In a van winding along hillside roads just 10 miles outside of Saint Lucia’s capital, Diana Gabriel is explaining how her Red Cross branch started. “In 2012 a group of us were trained to respond to disasters. We were a group of people who wanted to help, and Red Cross came to train us to be ready to help our community.” Seven years later, Diana’s 17-member branch is irrefutable evidence of the positive effect that dedicated volunteers can have in their own communities.

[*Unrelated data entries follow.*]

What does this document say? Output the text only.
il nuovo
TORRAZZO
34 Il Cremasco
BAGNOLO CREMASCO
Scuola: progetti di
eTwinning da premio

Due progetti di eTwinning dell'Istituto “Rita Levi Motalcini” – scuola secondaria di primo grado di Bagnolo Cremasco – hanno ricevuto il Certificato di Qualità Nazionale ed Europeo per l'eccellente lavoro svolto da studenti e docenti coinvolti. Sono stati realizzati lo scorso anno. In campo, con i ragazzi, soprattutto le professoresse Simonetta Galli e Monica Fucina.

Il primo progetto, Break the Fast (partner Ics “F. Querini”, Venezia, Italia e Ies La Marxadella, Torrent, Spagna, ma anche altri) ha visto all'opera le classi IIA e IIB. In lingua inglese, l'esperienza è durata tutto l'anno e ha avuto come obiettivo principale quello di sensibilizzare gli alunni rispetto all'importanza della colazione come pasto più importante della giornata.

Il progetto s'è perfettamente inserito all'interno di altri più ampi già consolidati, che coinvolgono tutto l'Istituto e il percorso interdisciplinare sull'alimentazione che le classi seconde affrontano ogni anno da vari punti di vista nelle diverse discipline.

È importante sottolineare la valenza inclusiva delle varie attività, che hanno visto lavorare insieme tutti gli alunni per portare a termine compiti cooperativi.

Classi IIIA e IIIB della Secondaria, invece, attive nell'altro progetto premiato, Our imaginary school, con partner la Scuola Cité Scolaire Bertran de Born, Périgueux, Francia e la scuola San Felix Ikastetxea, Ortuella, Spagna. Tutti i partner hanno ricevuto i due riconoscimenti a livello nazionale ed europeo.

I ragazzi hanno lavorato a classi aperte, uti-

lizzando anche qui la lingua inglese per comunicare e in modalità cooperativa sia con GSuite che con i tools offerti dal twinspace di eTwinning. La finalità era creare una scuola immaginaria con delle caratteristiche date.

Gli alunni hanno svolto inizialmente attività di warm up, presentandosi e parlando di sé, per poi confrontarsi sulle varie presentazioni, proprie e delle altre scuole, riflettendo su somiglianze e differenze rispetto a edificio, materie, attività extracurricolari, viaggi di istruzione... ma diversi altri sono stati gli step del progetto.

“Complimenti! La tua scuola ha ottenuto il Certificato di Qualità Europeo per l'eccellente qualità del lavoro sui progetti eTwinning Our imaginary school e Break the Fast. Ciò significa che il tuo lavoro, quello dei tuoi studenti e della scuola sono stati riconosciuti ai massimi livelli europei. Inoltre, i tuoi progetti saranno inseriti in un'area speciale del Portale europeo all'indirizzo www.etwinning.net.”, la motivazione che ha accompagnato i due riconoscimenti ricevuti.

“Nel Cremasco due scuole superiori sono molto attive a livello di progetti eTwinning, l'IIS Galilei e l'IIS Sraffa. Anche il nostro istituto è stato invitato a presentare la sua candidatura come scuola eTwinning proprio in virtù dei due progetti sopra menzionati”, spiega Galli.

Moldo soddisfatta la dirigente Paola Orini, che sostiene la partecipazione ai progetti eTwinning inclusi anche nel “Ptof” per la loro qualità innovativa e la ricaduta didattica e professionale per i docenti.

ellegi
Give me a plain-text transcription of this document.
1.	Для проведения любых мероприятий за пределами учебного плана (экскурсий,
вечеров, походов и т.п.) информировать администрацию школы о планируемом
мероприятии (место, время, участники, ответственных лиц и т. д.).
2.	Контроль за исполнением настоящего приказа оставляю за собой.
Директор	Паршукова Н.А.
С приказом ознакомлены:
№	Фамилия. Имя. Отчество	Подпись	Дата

Diana is Vice President of the Anse la Raye Red Cross branch and her coastal, hillside community is threatened by floods every rainy season. On Christmas Eve 2013, Anse la Raye experienced severe flooding which led to the cancellation of midnight religious services. The flooding and landslides were responsible for the deaths of six people. Staying up all night through the vicious storm, Diana and other branch volunteers spent their Christmas day assessing the damage and relaying information back to the Red Cross headquarters about what their community needed.

Terencia Gillard, Secretary General of the Saint Lucia Red Cross knew it had been important to make this community disaster ready, “This community has a major flooding problem and we are often called to respond here, so we decided it was necessary to have people on the ground in that community, which can be very hard to access after floods, to tell us what they need straight away. By training people on the ground, we know we have first responders ready to go.”

Gradually the group of volunteers has expanded the work they do in Anse la Raye and now they are doing what Red Cross does best – using their knowledge of their own community combined with the skills gained from the Red Cross National Society to undertake projects large and small. As part of a regional response to a Zika outbreak in 2016 the Anse la Raye branch has been engaging their community to prevent the next outbreak of mosquito-borne diseases,. Diana and her team have been going house to house, speaking to their neighbours about how to protect themselves and their community, having town hall meetings, meeting with parents and day care centres and repeatedly leading clean-up activities with local partners. An example of how life comes full circle, they’ve even given first aid training to children in the same schools they attended when they were young.

The community members turned Red Cross volunteers of Anse la Raye are determined to better their neighbourhood. They have had bake sales and raffles to raise money in order to complete a wide variety of projects to address the needs they have identified. In February this year the group decided that a broken path near a frequently used bridge was dangerous to the elderly and children. The team gathered after work to build a short footpath and fix the problem.  One of the volunteers, Styne Danzie, explained “We started working at around 6:30 pm and finished a few hours later. We all work during the day so we make sure we are doing things to help in the evenings. We decide to do the things our community needs most”.

The other residents of Anse la Raye must surely be saying ‘Mesi!’ (Thank you!)